As at September 30, 2013, Antrim had a working capital deficiency including debt of $14.4 million compared to a working capital deficiency of $10.7 million as at December 31, 2012.  Accounts payable and accrued liabilities were $6.1 million at September 30, 2013 primarily related to costs for the development of the Causeway Field, compared to $18.2 million as at December 31, 2012.

Thoughts

Another day…another disaster for private investors. The big question is – is this the ultimate bottom fishing exercise and should I add to my speculative oil and gas portfolio? At 4p, this could be the opportunity for quick gains or perhaps this could drop to zero if a financial deal with its lenders doesn’t materialise.

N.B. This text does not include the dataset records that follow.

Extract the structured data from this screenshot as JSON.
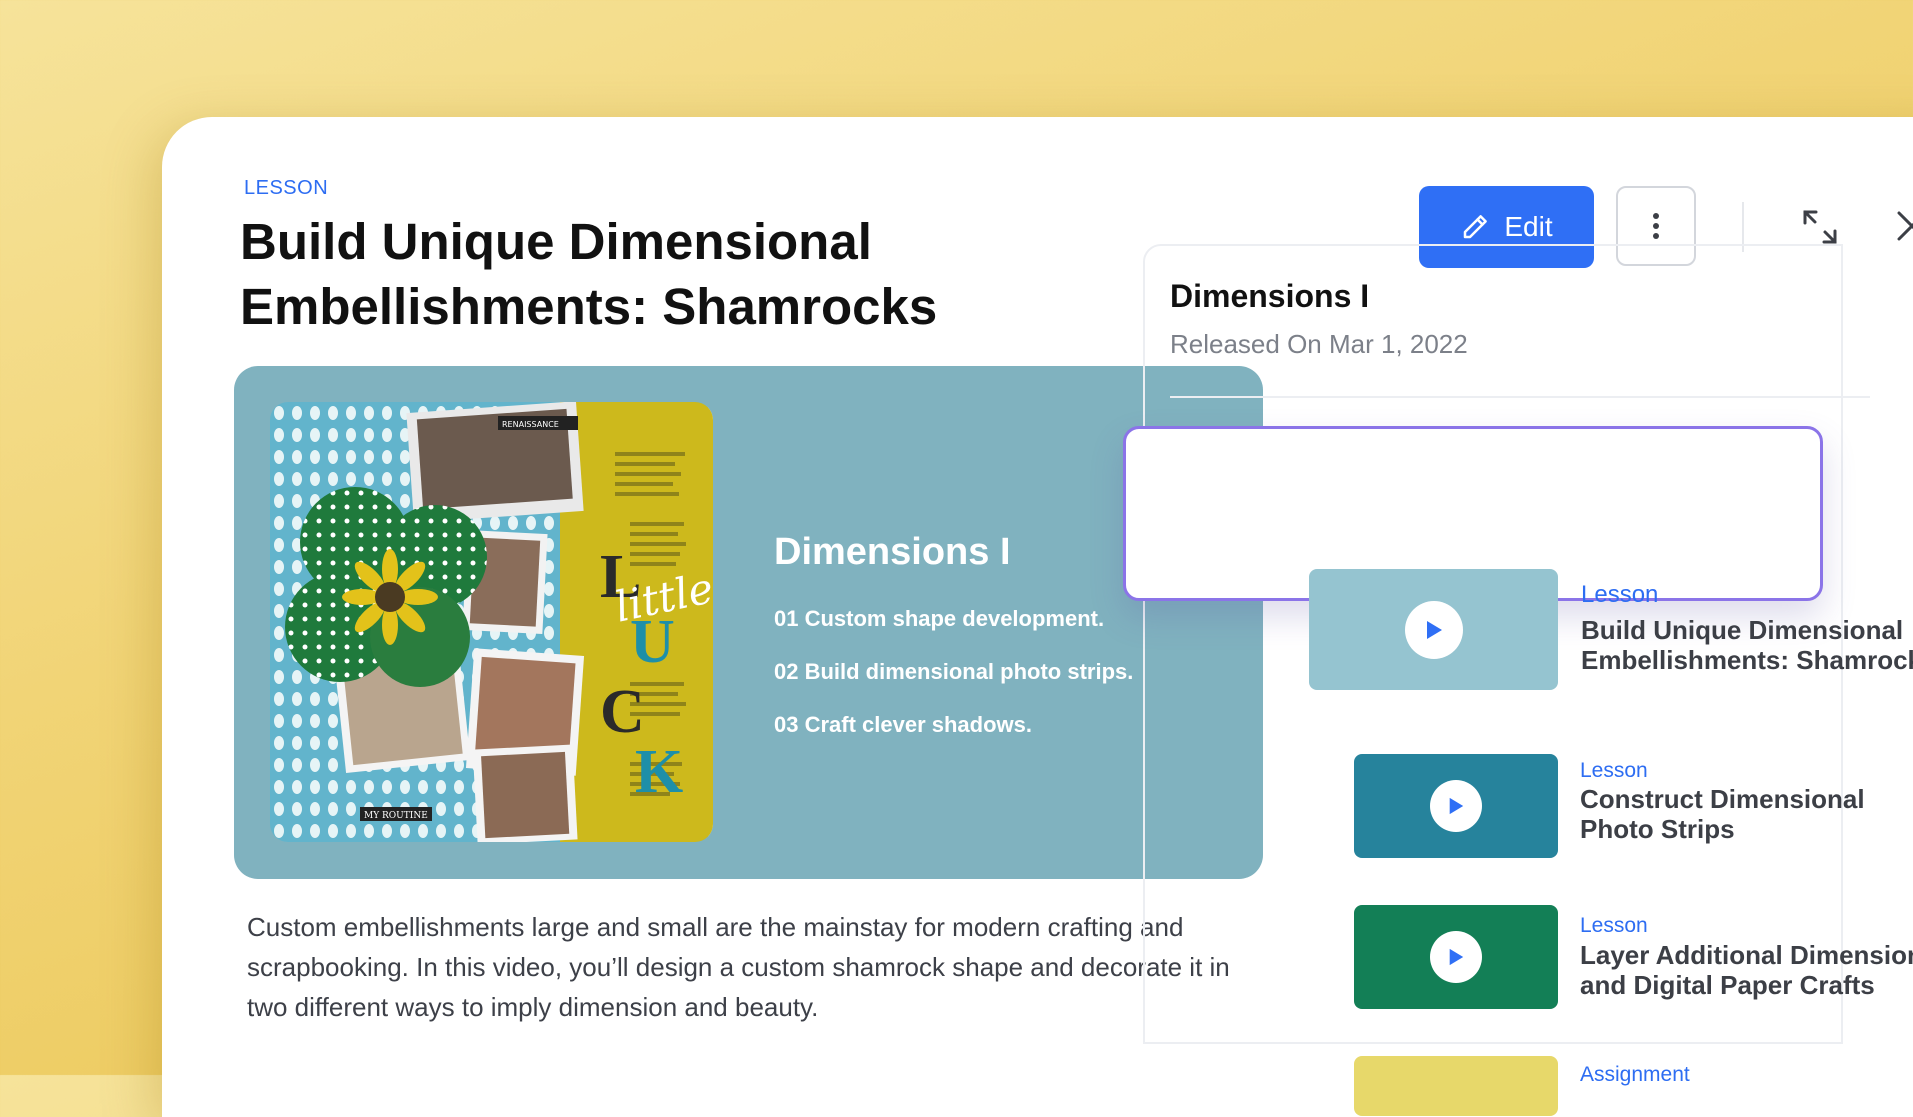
{
  "lesson": {
    "eyebrow": "LESSON",
    "title": "Build Unique Dimensional Embellishments: Shamrocks",
    "edit_label": "Edit",
    "description": "Custom embellishments large and small are the mainstay for modern crafting and scrapbooking. In this video, you’ll design a custom shamrock shape and decorate it in two different ways to imply dimension and beauty."
  },
  "hero": {
    "title": "Dimensions I",
    "items": [
      "01 Custom shape development.",
      "02 Build dimensional photo strips.",
      "03 Craft clever shadows."
    ],
    "thumb_lettering": "little",
    "thumb_tags": [
      "RENAISSANCE",
      "MY ROUTINE"
    ]
  },
  "panel": {
    "title": "Dimensions I",
    "released": "Released On Mar 1, 2022",
    "items": [
      {
        "kind": "Lesson",
        "line1": "Build Unique Dimensional",
        "line2": "Embellishments: Shamrocks",
        "color": "#95c4d0"
      },
      {
        "kind": "Lesson",
        "line1": "Construct Dimensional",
        "line2": "Photo Strips",
        "color": "#26839c"
      },
      {
        "kind": "Lesson",
        "line1": "Layer Additional Dimension",
        "line2": "and Digital Paper Crafts",
        "color": "#137f56"
      },
      {
        "kind": "Assignment",
        "line1": "",
        "line2": "",
        "color": "#e7d86a"
      }
    ]
  },
  "colors": {
    "accent": "#2f6ff5",
    "active_border": "#8b74e8",
    "hero_bg": "#80b2bf"
  }
}
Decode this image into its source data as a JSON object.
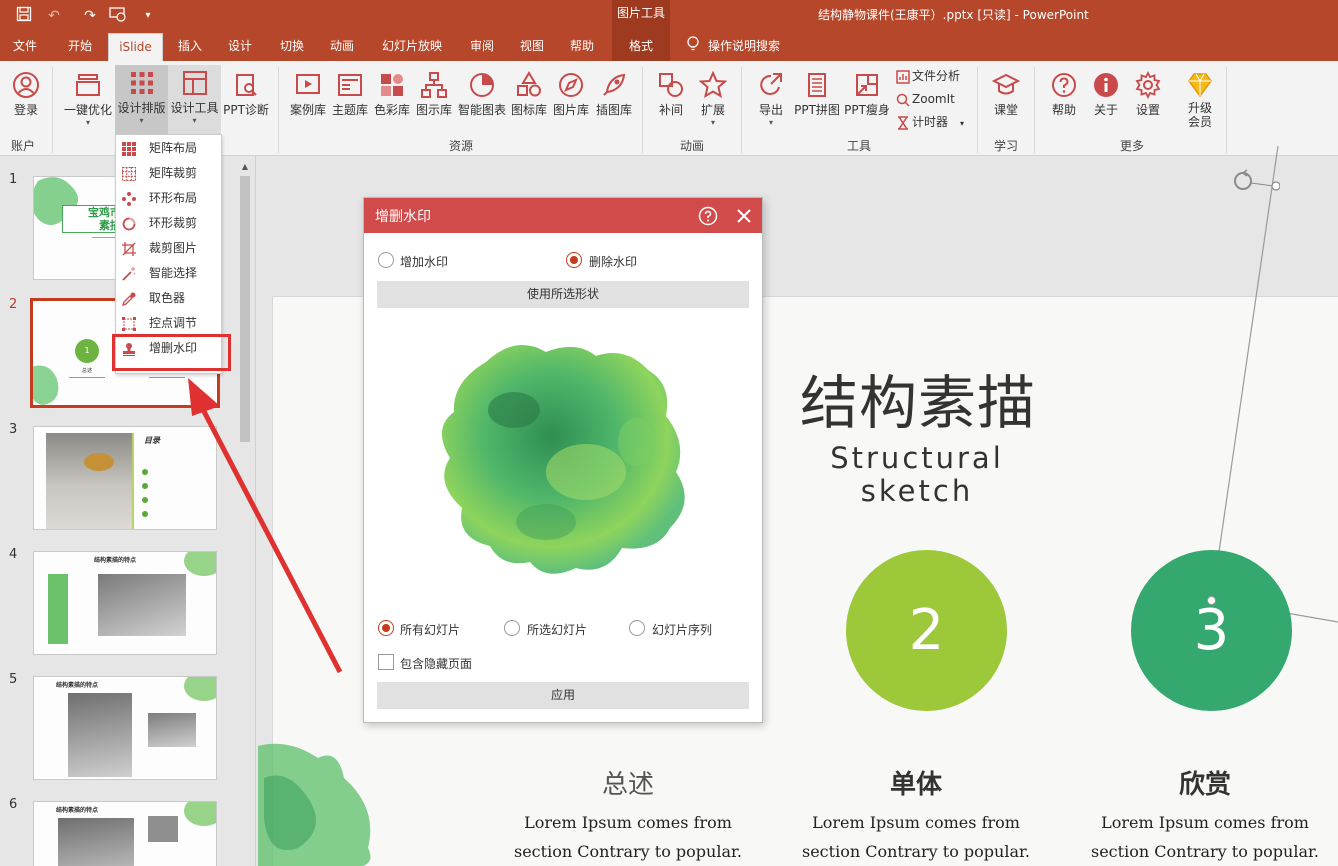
{
  "titlebar": {
    "context_tool_label": "图片工具",
    "window_title": "结构静物课件(王康平）.pptx [只读]  -  PowerPoint"
  },
  "tabs": [
    {
      "label": "文件"
    },
    {
      "label": "开始"
    },
    {
      "label": "iSlide"
    },
    {
      "label": "插入"
    },
    {
      "label": "设计"
    },
    {
      "label": "切换"
    },
    {
      "label": "动画"
    },
    {
      "label": "幻灯片放映"
    },
    {
      "label": "审阅"
    },
    {
      "label": "视图"
    },
    {
      "label": "帮助"
    },
    {
      "label": "格式"
    }
  ],
  "tell_me": "操作说明搜索",
  "ribbon": {
    "login": "登录",
    "optimize": "一键优化",
    "design_layout": "设计排版",
    "design_tools": "设计工具",
    "ppt_diagnose": "PPT诊断",
    "case_lib": "案例库",
    "theme_lib": "主题库",
    "color_lib": "色彩库",
    "diagram_lib": "图示库",
    "smart_chart": "智能图表",
    "icon_lib": "图标库",
    "image_lib": "图片库",
    "illustration_lib": "插图库",
    "tween": "补间",
    "extend": "扩展",
    "export": "导出",
    "ppt_puzzle": "PPT拼图",
    "ppt_slim": "PPT瘦身",
    "file_analysis": "文件分析",
    "zoomit": "ZoomIt",
    "timer": "计时器",
    "classroom": "课堂",
    "help": "帮助",
    "about": "关于",
    "settings": "设置",
    "upgrade": "升级会员",
    "groups": {
      "account": "账户",
      "resources": "资源",
      "animation": "动画",
      "tools": "工具",
      "learning": "学习",
      "more": "更多"
    }
  },
  "dropdown": {
    "items": [
      {
        "label": "矩阵布局"
      },
      {
        "label": "矩阵裁剪"
      },
      {
        "label": "环形布局"
      },
      {
        "label": "环形裁剪"
      },
      {
        "label": "裁剪图片"
      },
      {
        "label": "智能选择"
      },
      {
        "label": "取色器"
      },
      {
        "label": "控点调节"
      },
      {
        "label": "增删水印"
      }
    ]
  },
  "slides": [
    {
      "number": "1",
      "title": "宝鸡市教",
      "subtitle": "素描"
    },
    {
      "number": "2",
      "circle": "1",
      "caption": "总述"
    },
    {
      "number": "3",
      "heading": "目录"
    },
    {
      "number": "4",
      "heading": "结构素描的特点"
    },
    {
      "number": "5",
      "heading": "结构素描的特点"
    },
    {
      "number": "6",
      "heading": "结构素描的特点"
    }
  ],
  "dialog": {
    "title": "增删水印",
    "add_watermark": "增加水印",
    "remove_watermark": "删除水印",
    "mode": "remove",
    "use_shape_button": "使用所选形状",
    "scope_all": "所有幻灯片",
    "scope_selected": "所选幻灯片",
    "scope_sequence": "幻灯片序列",
    "scope": "all",
    "include_hidden": "包含隐藏页面",
    "include_hidden_checked": false,
    "apply_button": "应用"
  },
  "main_slide": {
    "title": "结构素描",
    "subtitle_line1": "Structural",
    "subtitle_line2": "sketch",
    "circles": [
      {
        "number": "2",
        "color": "#9cc83a"
      },
      {
        "number": "3",
        "color": "#34a86e"
      }
    ],
    "columns": [
      {
        "heading": "总述",
        "line1": "Lorem Ipsum comes from",
        "line2": "section Contrary to popular."
      },
      {
        "heading": "单体",
        "line1": "Lorem Ipsum comes from",
        "line2": "section Contrary to popular."
      },
      {
        "heading": "欣赏",
        "line1": "Lorem Ipsum comes from",
        "line2": "section Contrary to popular."
      }
    ]
  },
  "colors": {
    "accent": "#b7472a",
    "dialog_header": "#d24b4b",
    "annotation_arrow": "#e03131"
  }
}
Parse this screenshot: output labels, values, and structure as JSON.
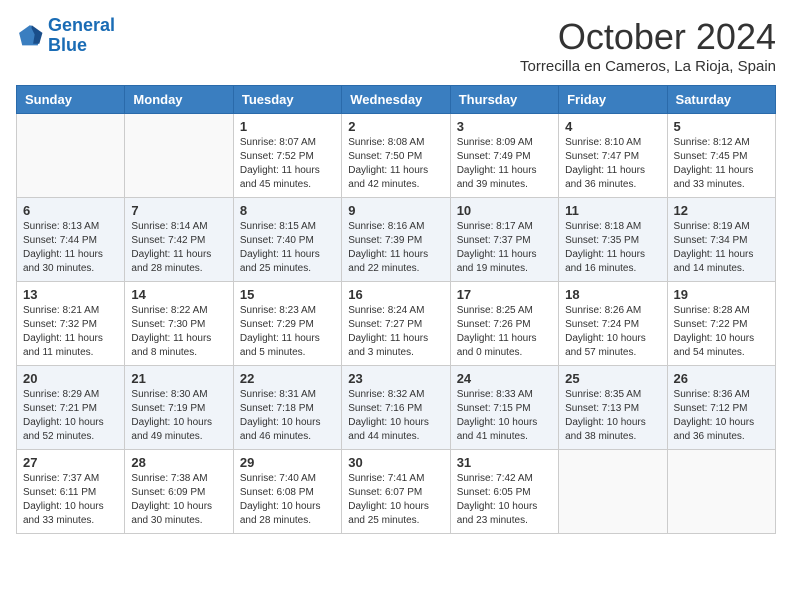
{
  "header": {
    "logo_line1": "General",
    "logo_line2": "Blue",
    "month": "October 2024",
    "location": "Torrecilla en Cameros, La Rioja, Spain"
  },
  "weekdays": [
    "Sunday",
    "Monday",
    "Tuesday",
    "Wednesday",
    "Thursday",
    "Friday",
    "Saturday"
  ],
  "weeks": [
    [
      {
        "day": "",
        "info": ""
      },
      {
        "day": "",
        "info": ""
      },
      {
        "day": "1",
        "info": "Sunrise: 8:07 AM\nSunset: 7:52 PM\nDaylight: 11 hours and 45 minutes."
      },
      {
        "day": "2",
        "info": "Sunrise: 8:08 AM\nSunset: 7:50 PM\nDaylight: 11 hours and 42 minutes."
      },
      {
        "day": "3",
        "info": "Sunrise: 8:09 AM\nSunset: 7:49 PM\nDaylight: 11 hours and 39 minutes."
      },
      {
        "day": "4",
        "info": "Sunrise: 8:10 AM\nSunset: 7:47 PM\nDaylight: 11 hours and 36 minutes."
      },
      {
        "day": "5",
        "info": "Sunrise: 8:12 AM\nSunset: 7:45 PM\nDaylight: 11 hours and 33 minutes."
      }
    ],
    [
      {
        "day": "6",
        "info": "Sunrise: 8:13 AM\nSunset: 7:44 PM\nDaylight: 11 hours and 30 minutes."
      },
      {
        "day": "7",
        "info": "Sunrise: 8:14 AM\nSunset: 7:42 PM\nDaylight: 11 hours and 28 minutes."
      },
      {
        "day": "8",
        "info": "Sunrise: 8:15 AM\nSunset: 7:40 PM\nDaylight: 11 hours and 25 minutes."
      },
      {
        "day": "9",
        "info": "Sunrise: 8:16 AM\nSunset: 7:39 PM\nDaylight: 11 hours and 22 minutes."
      },
      {
        "day": "10",
        "info": "Sunrise: 8:17 AM\nSunset: 7:37 PM\nDaylight: 11 hours and 19 minutes."
      },
      {
        "day": "11",
        "info": "Sunrise: 8:18 AM\nSunset: 7:35 PM\nDaylight: 11 hours and 16 minutes."
      },
      {
        "day": "12",
        "info": "Sunrise: 8:19 AM\nSunset: 7:34 PM\nDaylight: 11 hours and 14 minutes."
      }
    ],
    [
      {
        "day": "13",
        "info": "Sunrise: 8:21 AM\nSunset: 7:32 PM\nDaylight: 11 hours and 11 minutes."
      },
      {
        "day": "14",
        "info": "Sunrise: 8:22 AM\nSunset: 7:30 PM\nDaylight: 11 hours and 8 minutes."
      },
      {
        "day": "15",
        "info": "Sunrise: 8:23 AM\nSunset: 7:29 PM\nDaylight: 11 hours and 5 minutes."
      },
      {
        "day": "16",
        "info": "Sunrise: 8:24 AM\nSunset: 7:27 PM\nDaylight: 11 hours and 3 minutes."
      },
      {
        "day": "17",
        "info": "Sunrise: 8:25 AM\nSunset: 7:26 PM\nDaylight: 11 hours and 0 minutes."
      },
      {
        "day": "18",
        "info": "Sunrise: 8:26 AM\nSunset: 7:24 PM\nDaylight: 10 hours and 57 minutes."
      },
      {
        "day": "19",
        "info": "Sunrise: 8:28 AM\nSunset: 7:22 PM\nDaylight: 10 hours and 54 minutes."
      }
    ],
    [
      {
        "day": "20",
        "info": "Sunrise: 8:29 AM\nSunset: 7:21 PM\nDaylight: 10 hours and 52 minutes."
      },
      {
        "day": "21",
        "info": "Sunrise: 8:30 AM\nSunset: 7:19 PM\nDaylight: 10 hours and 49 minutes."
      },
      {
        "day": "22",
        "info": "Sunrise: 8:31 AM\nSunset: 7:18 PM\nDaylight: 10 hours and 46 minutes."
      },
      {
        "day": "23",
        "info": "Sunrise: 8:32 AM\nSunset: 7:16 PM\nDaylight: 10 hours and 44 minutes."
      },
      {
        "day": "24",
        "info": "Sunrise: 8:33 AM\nSunset: 7:15 PM\nDaylight: 10 hours and 41 minutes."
      },
      {
        "day": "25",
        "info": "Sunrise: 8:35 AM\nSunset: 7:13 PM\nDaylight: 10 hours and 38 minutes."
      },
      {
        "day": "26",
        "info": "Sunrise: 8:36 AM\nSunset: 7:12 PM\nDaylight: 10 hours and 36 minutes."
      }
    ],
    [
      {
        "day": "27",
        "info": "Sunrise: 7:37 AM\nSunset: 6:11 PM\nDaylight: 10 hours and 33 minutes."
      },
      {
        "day": "28",
        "info": "Sunrise: 7:38 AM\nSunset: 6:09 PM\nDaylight: 10 hours and 30 minutes."
      },
      {
        "day": "29",
        "info": "Sunrise: 7:40 AM\nSunset: 6:08 PM\nDaylight: 10 hours and 28 minutes."
      },
      {
        "day": "30",
        "info": "Sunrise: 7:41 AM\nSunset: 6:07 PM\nDaylight: 10 hours and 25 minutes."
      },
      {
        "day": "31",
        "info": "Sunrise: 7:42 AM\nSunset: 6:05 PM\nDaylight: 10 hours and 23 minutes."
      },
      {
        "day": "",
        "info": ""
      },
      {
        "day": "",
        "info": ""
      }
    ]
  ]
}
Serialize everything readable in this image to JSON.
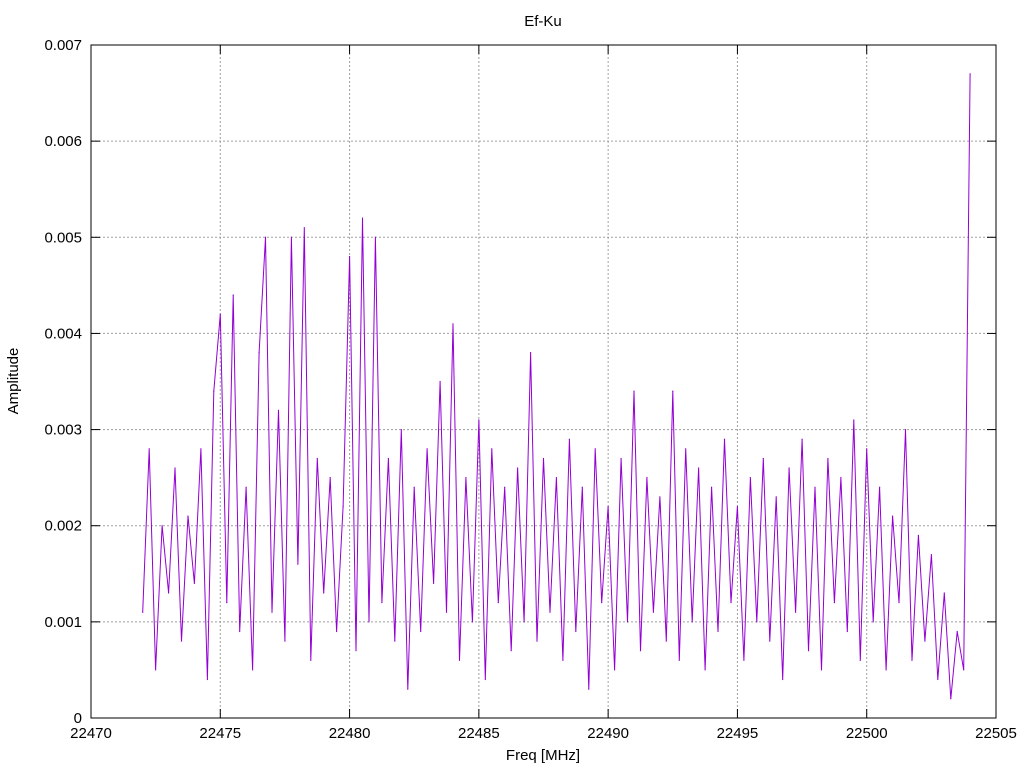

JerryInteresting that Chairman of Antrim, Jerry Orbell was Chairman and Chief Executive of Sound Oil and he left in October 2012. Another AIM disaster, these things have a habit of repeating themselves.

A 4p, the company is valued at £7.62 million, but decommissioning costs of Fionn as well as some invoicing issues mean that the company is potentially looking at a liability of $30-40 million including the $30 million payment swap transaction. The key is asset disposals and approval of the Fynn development.  So the problem is too much costs to pay for on their fields and not enough revenue particularly with all the field down time they have experienced this year because of maintenance and other issues.

Potentially an opportunity to make 200-300% on a takeover, but a bit spicy for me! Another interesting case study in ‘buyer beware’ on AIM!